Como dijo el poeta: "nosotros, los de entonces, ya no somos los mismos".
Eso vale para el que sale en pantalla, pero también para los que le miran y oyen desde las butacas de la fila 16.
Hace diez años, ir a una de Indi con mi mujer y mis hijas habría sido una fiesta total. Ahora, que nos reunimos con sinceras ganas de repetir el éxito de nuestra fórmula, cada cuál ha forjado su carácter y se mete o se desmarca de las historias filmadas, sea quien sea el protagonista. Hasta el más entrañable.
En fin... Digamos que hubo empate.
Indiana Jones y el dial del destino es una buena aventura, hábil en barrer hacia su condición autoconsciente de despedida todo lo que ha ido jalonando la biografía del arqueólogo más inverosímil y querido del mundo. Cuenta una nueva peripecia con objeto mágico, pasado mítico, exotismo mediterráneo y toques oportunos de la década americana que esta vez toca. Con factura irreprochable en cada detalle. Hasta el prólogo del Indi joven aprovecha las luces nocturnas para que el retoque funcione mejor y exhibe un secundario solvente y divertido, con la cara y el cuerpecito de Toby Jones.

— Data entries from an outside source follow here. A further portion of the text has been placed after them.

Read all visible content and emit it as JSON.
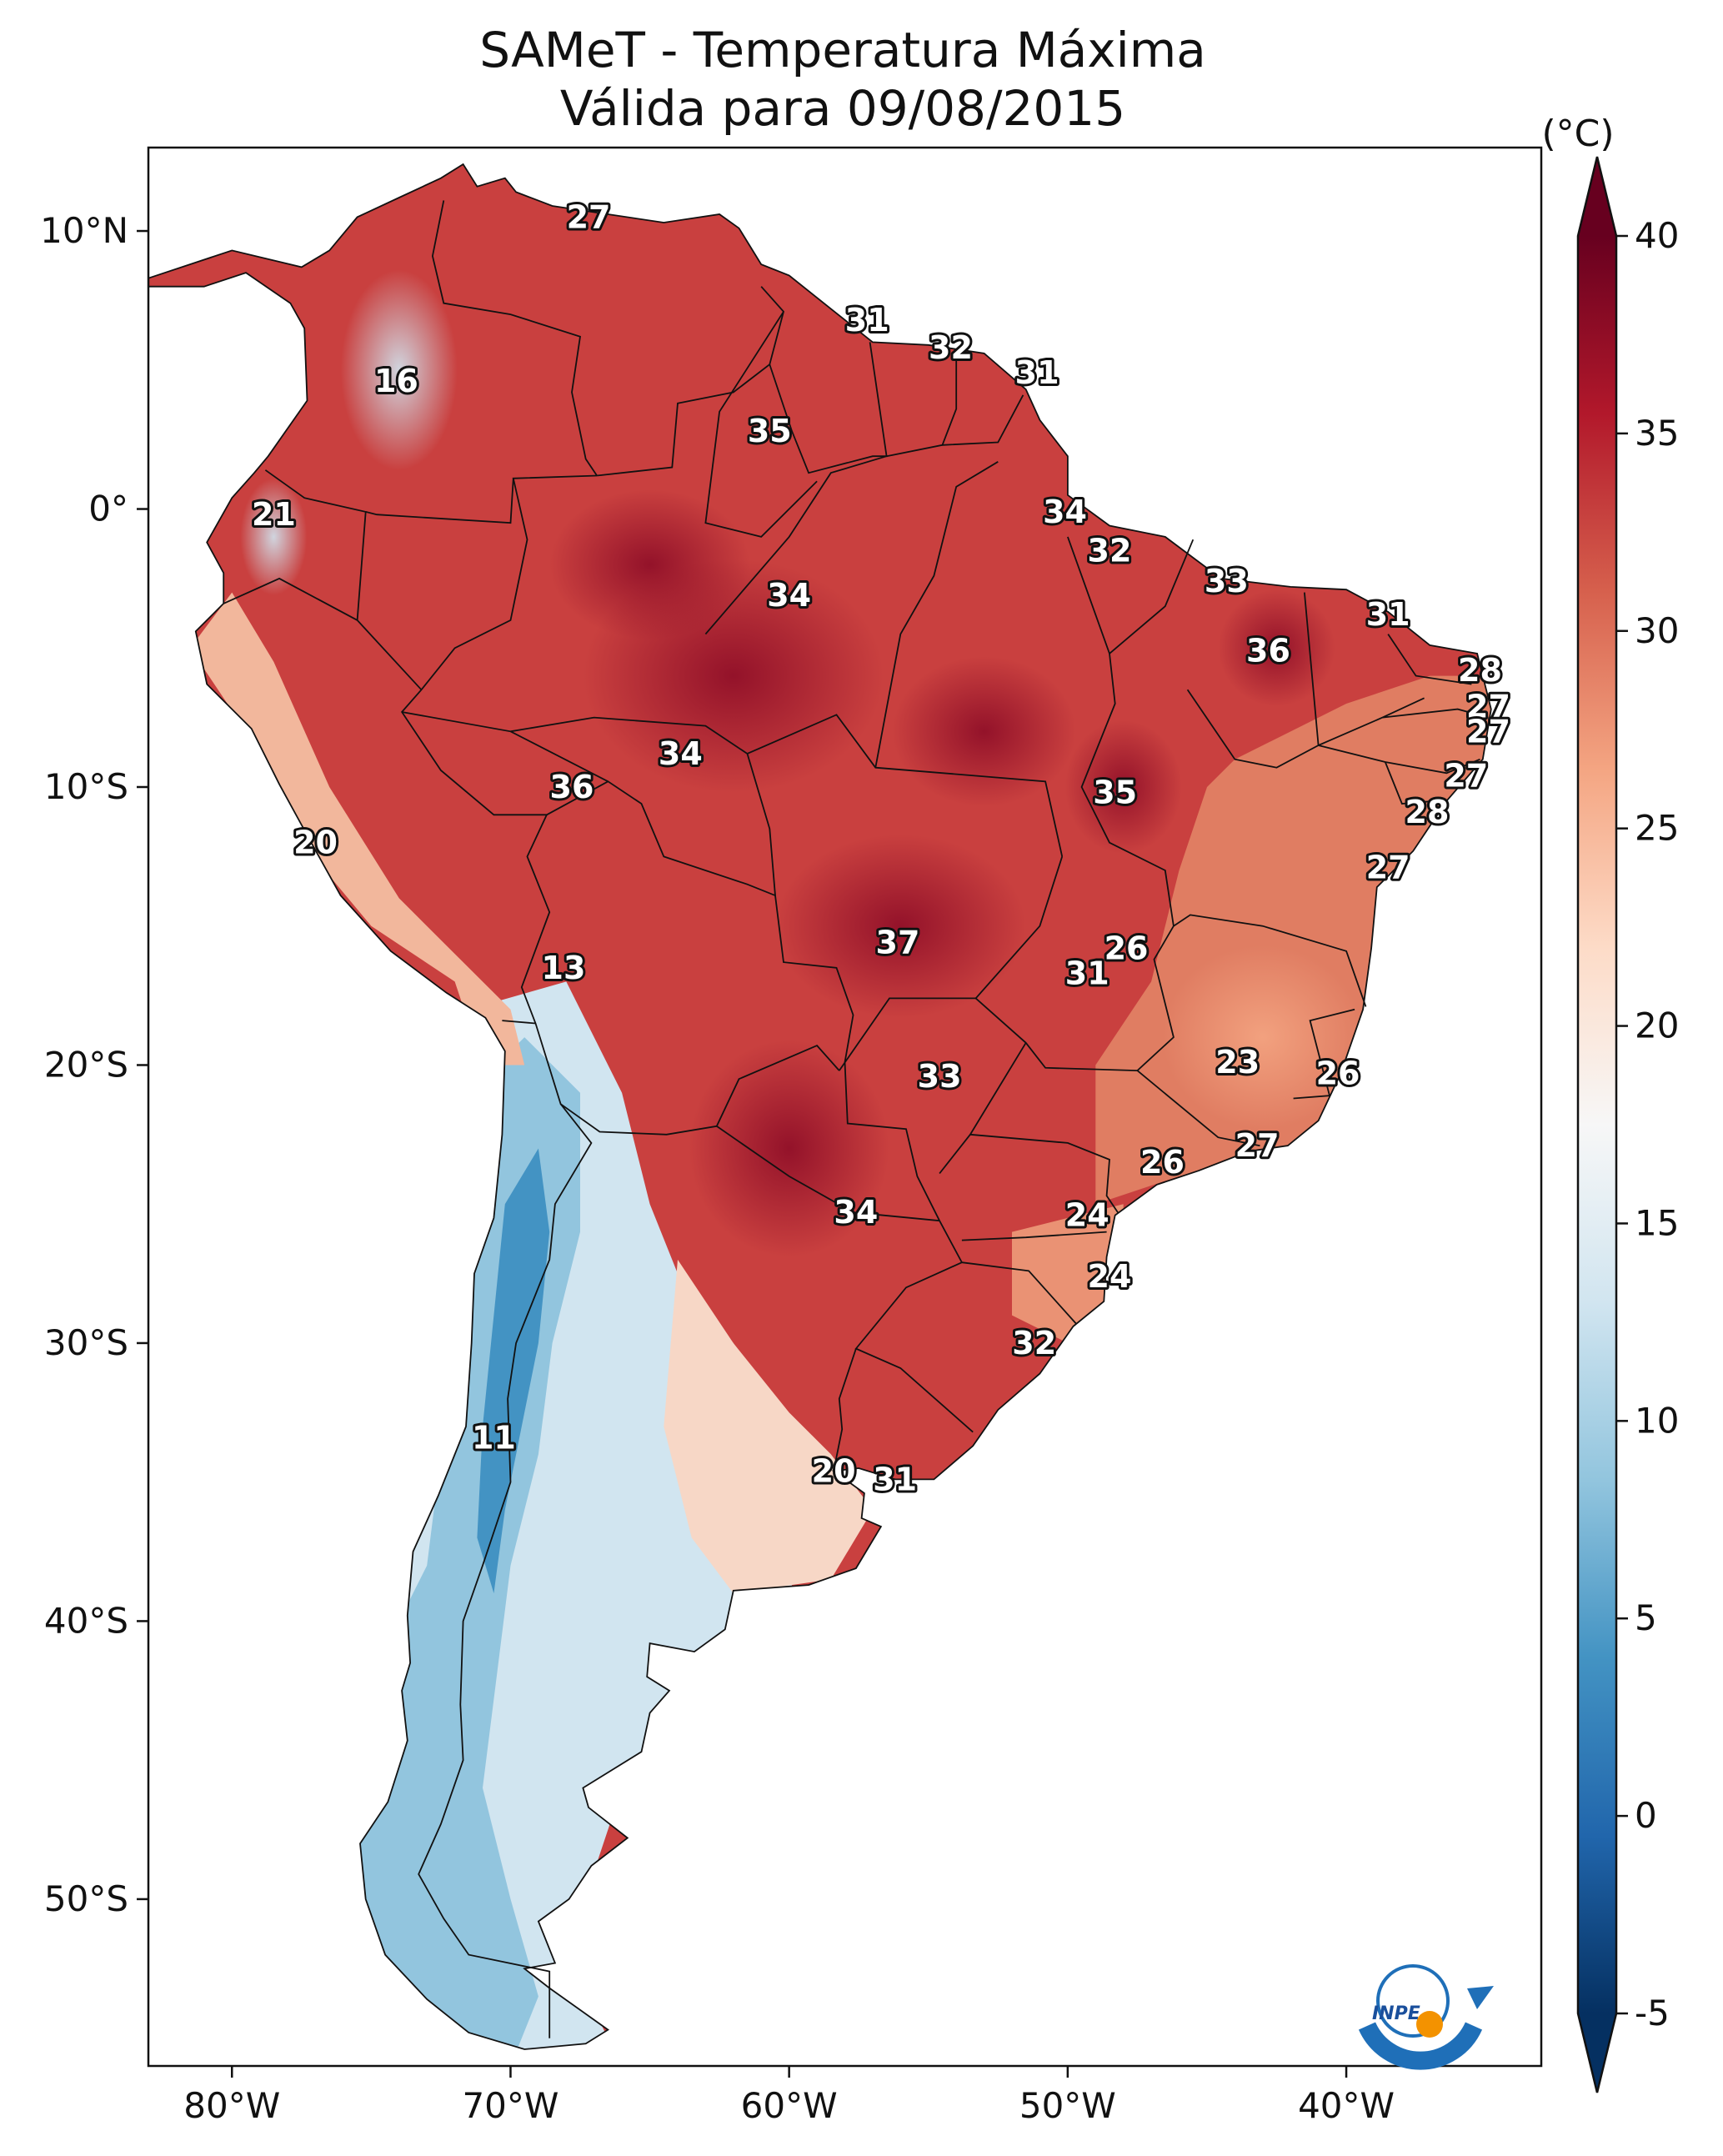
{
  "title": {
    "line1": "SAMeT - Temperatura Máxima",
    "line2": "Válida para 09/08/2015"
  },
  "axes": {
    "lat_ticks": [
      {
        "lat": 10,
        "label": "10°N"
      },
      {
        "lat": 0,
        "label": "0°"
      },
      {
        "lat": -10,
        "label": "10°S"
      },
      {
        "lat": -20,
        "label": "20°S"
      },
      {
        "lat": -30,
        "label": "30°S"
      },
      {
        "lat": -40,
        "label": "40°S"
      },
      {
        "lat": -50,
        "label": "50°S"
      }
    ],
    "lon_ticks": [
      {
        "lon": -80,
        "label": "80°W"
      },
      {
        "lon": -70,
        "label": "70°W"
      },
      {
        "lon": -60,
        "label": "60°W"
      },
      {
        "lon": -50,
        "label": "50°W"
      },
      {
        "lon": -40,
        "label": "40°W"
      }
    ],
    "lon_range": [
      -83,
      -33
    ],
    "lat_range": [
      -56,
      13
    ]
  },
  "colorbar": {
    "unit": "(°C)",
    "min": -5,
    "max": 40,
    "extend": "both",
    "ticks": [
      {
        "value": 40,
        "label": "40"
      },
      {
        "value": 35,
        "label": "35"
      },
      {
        "value": 30,
        "label": "30"
      },
      {
        "value": 25,
        "label": "25"
      },
      {
        "value": 20,
        "label": "20"
      },
      {
        "value": 15,
        "label": "15"
      },
      {
        "value": 10,
        "label": "10"
      },
      {
        "value": 5,
        "label": "5"
      },
      {
        "value": 0,
        "label": "0"
      },
      {
        "value": -5,
        "label": "-5"
      }
    ],
    "colors": [
      "#053061",
      "#2166ac",
      "#4393c3",
      "#92c5de",
      "#d1e5f0",
      "#f7f7f7",
      "#fddbc7",
      "#f4a582",
      "#d6604d",
      "#b2182b",
      "#67001f"
    ]
  },
  "city_labels": [
    {
      "lon": -67.2,
      "lat": 10.5,
      "text": "27"
    },
    {
      "lon": -74.1,
      "lat": 4.6,
      "text": "16"
    },
    {
      "lon": -57.2,
      "lat": 6.8,
      "text": "31"
    },
    {
      "lon": -54.2,
      "lat": 5.8,
      "text": "32"
    },
    {
      "lon": -51.1,
      "lat": 4.9,
      "text": "31"
    },
    {
      "lon": -60.7,
      "lat": 2.8,
      "text": "35"
    },
    {
      "lon": -78.5,
      "lat": -0.2,
      "text": "21"
    },
    {
      "lon": -50.1,
      "lat": -0.1,
      "text": "34"
    },
    {
      "lon": -48.5,
      "lat": -1.5,
      "text": "32"
    },
    {
      "lon": -44.3,
      "lat": -2.6,
      "text": "33"
    },
    {
      "lon": -60.0,
      "lat": -3.1,
      "text": "34"
    },
    {
      "lon": -38.5,
      "lat": -3.8,
      "text": "31"
    },
    {
      "lon": -42.8,
      "lat": -5.1,
      "text": "36"
    },
    {
      "lon": -35.2,
      "lat": -5.8,
      "text": "28"
    },
    {
      "lon": -34.9,
      "lat": -7.1,
      "text": "27"
    },
    {
      "lon": -34.9,
      "lat": -8.0,
      "text": "27"
    },
    {
      "lon": -63.9,
      "lat": -8.8,
      "text": "34"
    },
    {
      "lon": -35.7,
      "lat": -9.6,
      "text": "27"
    },
    {
      "lon": -67.8,
      "lat": -10.0,
      "text": "36"
    },
    {
      "lon": -48.3,
      "lat": -10.2,
      "text": "35"
    },
    {
      "lon": -37.1,
      "lat": -10.9,
      "text": "28"
    },
    {
      "lon": -77.0,
      "lat": -12.0,
      "text": "20"
    },
    {
      "lon": -38.5,
      "lat": -12.9,
      "text": "27"
    },
    {
      "lon": -56.1,
      "lat": -15.6,
      "text": "37"
    },
    {
      "lon": -47.9,
      "lat": -15.8,
      "text": "26"
    },
    {
      "lon": -49.3,
      "lat": -16.7,
      "text": "31"
    },
    {
      "lon": -68.1,
      "lat": -16.5,
      "text": "13"
    },
    {
      "lon": -43.9,
      "lat": -19.9,
      "text": "23"
    },
    {
      "lon": -40.3,
      "lat": -20.3,
      "text": "26"
    },
    {
      "lon": -54.6,
      "lat": -20.4,
      "text": "33"
    },
    {
      "lon": -43.2,
      "lat": -22.9,
      "text": "27"
    },
    {
      "lon": -46.6,
      "lat": -23.5,
      "text": "26"
    },
    {
      "lon": -57.6,
      "lat": -25.3,
      "text": "34"
    },
    {
      "lon": -49.3,
      "lat": -25.4,
      "text": "24"
    },
    {
      "lon": -48.5,
      "lat": -27.6,
      "text": "24"
    },
    {
      "lon": -51.2,
      "lat": -30.0,
      "text": "32"
    },
    {
      "lon": -70.6,
      "lat": -33.4,
      "text": "11"
    },
    {
      "lon": -58.4,
      "lat": -34.6,
      "text": "20"
    },
    {
      "lon": -56.2,
      "lat": -34.9,
      "text": "31"
    }
  ]
}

Todo funciona en ese arranque e incluso después, atacando los primeros compases de un aventurero jubilado y solo al que enredan a su pesar. En lo que al doctor Jones se refiere, es un placer verle dar el primer latigazo de Indiana en Tánger, desfasado y heroico.
Pero ya no somos los mismos y el acelerón obligatorio a partir de los ires y venires por la ciudad en vehículos de diversa cilindrada y aguante da inicio a un encadenado de secuencias que, siendo un prodigio una por una, hacen demasiado largo el conjunto.
Con un poco más de humor (un eje de la saga al que no se puede renunciar), quizá no hubiese importado. Pero aún con chistes abundantes y mejores un recorte de media hora le hubiese sentado bien a la película.
Otros que ya no son los mismos son los secundarios que sazonan cualquier entrega de Indiana. De los nuevos, decir que la agente negra "black exploitation" promete lo que no da, que el muchacho árabe está muy lejos de ser Tapón y que el buzo encarnado por Banderas desperdicia a un buen comediante en escenas funcionales. Es como si el director le hubiese dicho "mira, no hay personaje, pero siendo tú algo le darás". Quizá se lo dio y la sala de montaje mandó esa aportación al limbo. En ese caso harto improbable, se equivocaron de tijeretazo.
En cuanto a Sallah, qué decir. Al contrario de lo que sucedió con el director de museo Marcus Brody, que fue de menos a más en las entregas en las que participó, Sallah ha seguido el camino inverso hasta ésta, en la que lo fían todo a que se trata efectivamente de él y listo para servir.
Sólo hay un personaje del pasado que da lo que se esperaba. Es, por supuesto, Marion Ravenwood, a la que le basta una escena para agarrarnos del corazón y la garganta, a los espectadores y a Indi. Eso sí que responde a la esencia de la saga, ahí -solo ahí- la película se eleva a los altares.
Porque el gran amor de Henry Jones junior siempre fue la única capaz de contradecir al poeta.